This ODSC West 2018 talk “Visualizing Vectors: Basics Every Data Scientist Should Know,” presented by Jed Crosby, Head of Data Science at Clari, should be a required learning resource for all new data scientists. This is because every data scientist should have a firm grasp of the mathematics behind the field, especially machine learning. Just take a moment to thumb through the “machine learning bible” Elements of Statistical Learning by Hastie, Tibshirani, and Friedman (3 luminary professors from Stanford University) and you’ll quickly understand what I mean. In order to read this “required text” for many graduate programs in machine learning, you’ll need to know a lot about linear algebra, and vectors constitute a big part of linear algebra.
Here’s a short-list of common data science techniques you may have heard of: PCA, LDA, SVD, SVM, k-NN, k-means. What do all of these (and many others) have in common? Vector mathematics! A lot of people, even data scientists, tend to shy away from mathematics, but fortunately, there are some simple methods for visualizing and understanding vectors that can make the life of any data scientist easier. If you’re new to the mathematical side of data science, this talk will arm you with some tools you can use to understand some of the basic mathematics behind many important algorithms.

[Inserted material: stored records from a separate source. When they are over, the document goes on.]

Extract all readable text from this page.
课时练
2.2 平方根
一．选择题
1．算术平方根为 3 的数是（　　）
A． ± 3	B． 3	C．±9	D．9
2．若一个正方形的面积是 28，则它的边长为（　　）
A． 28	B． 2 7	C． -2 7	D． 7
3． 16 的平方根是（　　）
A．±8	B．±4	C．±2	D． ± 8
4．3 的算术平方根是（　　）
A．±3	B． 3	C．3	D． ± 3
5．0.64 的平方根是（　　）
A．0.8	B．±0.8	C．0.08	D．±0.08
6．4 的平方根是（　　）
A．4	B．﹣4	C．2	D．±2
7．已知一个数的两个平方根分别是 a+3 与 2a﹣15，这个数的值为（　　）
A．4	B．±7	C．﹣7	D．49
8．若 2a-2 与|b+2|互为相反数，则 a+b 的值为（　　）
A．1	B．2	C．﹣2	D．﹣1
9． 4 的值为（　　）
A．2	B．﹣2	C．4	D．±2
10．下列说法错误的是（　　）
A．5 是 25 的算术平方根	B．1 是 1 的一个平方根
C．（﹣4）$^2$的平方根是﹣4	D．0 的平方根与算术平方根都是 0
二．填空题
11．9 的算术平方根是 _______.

The motivation for the talk was to help new and aspiring data scientists develop intuition about the mathematics behind some common algorithms. The talk is at a very basic level, aimed at those who have interest in or experience with data science but little or no experience with concepts from linear algebra.
- What is a vector?
- Using vector mathematics to build a recommender system (using Python’s cosine_similarity library)

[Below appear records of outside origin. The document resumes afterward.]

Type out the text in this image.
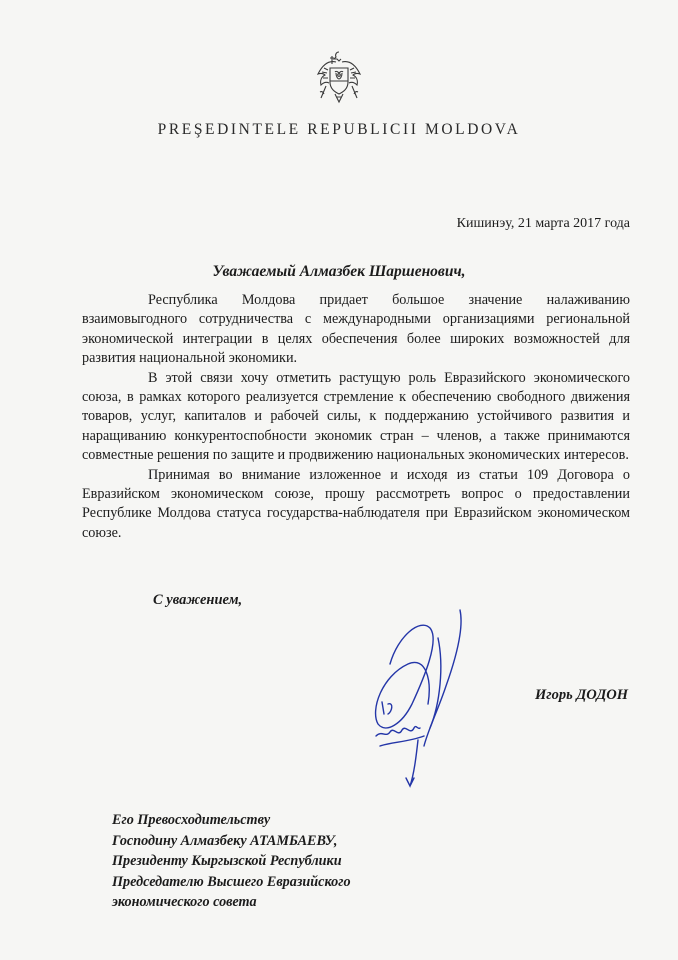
PREŞEDINTELE REPUBLICII MOLDOVA
Кишинэу, 21 марта 2017 года
Уважаемый Алмазбек Шаршенович,

Республика Молдова придает большое значение налаживанию взаимовыгодного сотрудничества с международными организациями региональной экономической интеграции в целях обеспечения более широких возможностей для развития национальной экономики.

В этой связи хочу отметить растущую роль Евразийского экономического союза, в рамках которого реализуется стремление к обеспечению свободного движения товаров, услуг, капиталов и рабочей силы, к поддержанию устойчивого развития и наращиванию конкурентоспобности экономик стран – членов, а также принимаются совместные решения по защите и продвижению национальных экономических интересов.

Принимая во внимание изложенное и исходя из статьи 109 Договора о Евразийском экономическом союзе, прошу рассмотреть вопрос о предоставлении Республике Молдова статуса государства-наблюдателя при Евразийском экономическом союзе.

С уважением,
Игорь ДОДОН
Его Превосходительству
Господину Алмазбеку АТАМБАЕВУ,
Президенту Кыргызской Республики
Председателю Высшего Евразийского
экономического совета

- Two more algorithms that are all about vectors: k-means (unsupervised learning via vector sums and averages and also finding the distance between two vectors) and k-nearest neighbors (the laziest classification algorithm)
- Linear algebra: vectors and matrices, matrix multiplication, and Principal Component Analysis (PCA) for dimensionality reduction
The talk includes a description of a small set of movie preference data that might be gathered from users of a consumer entertainment app. Crosby then converts the data from each user into a preference vector and then explores the idea that greater “parallelness” between preference vectors indicates greater similarity between the movie preferences of the corresponding users. He also describes the basic geometric nature of a vector, exploring two intuitive ways of thinking about parallelness, and building up with an efficient way of computing the similarity between users. He uses the same technique to compute similarities between movies, demonstrating the effectiveness of vector representation and a similarity algorithm.
Data Science without the Math
Crosby sets the stage with why data scientists need to understand the mathematics under the hood of machine learning by explaining his experiences interviewing new data scientists for his group at Clari. He describes candidates who have some proficiency in plugging data into common algorithms, cranking through the various libraries (scikit-learn, TensorFlow, etc.) and getting good results, but who aren’t familiar with the basic underlying mathematics of what they’re working with. You can get far with the basic algorithms and libraries, but to develop intuition for what you’re doing, it helps a lot to understand the math.
To take a deeper dive into the mathematics behind machine learning, check out Jed Crosby’s compelling talk from ODSC West 2018.
- You can go far without knowing any of the underlying mathematics for machine learning, but to truly excel in the field you’ll need to acquire a foundation of vector algebra.
- You’ll also need to possess familiarity with mathematics, specifically linear algebra, to keep pace with all the research happening in the field (research papers are highly mathematical), not to mention all the great academic texts out there.
- You’ll see how the math works behind common algorithms like k-means clustering, and k-nearest neighbors for classification.
- You’ll see a brief demonstration of how vectors can be used to build a simple recommender system.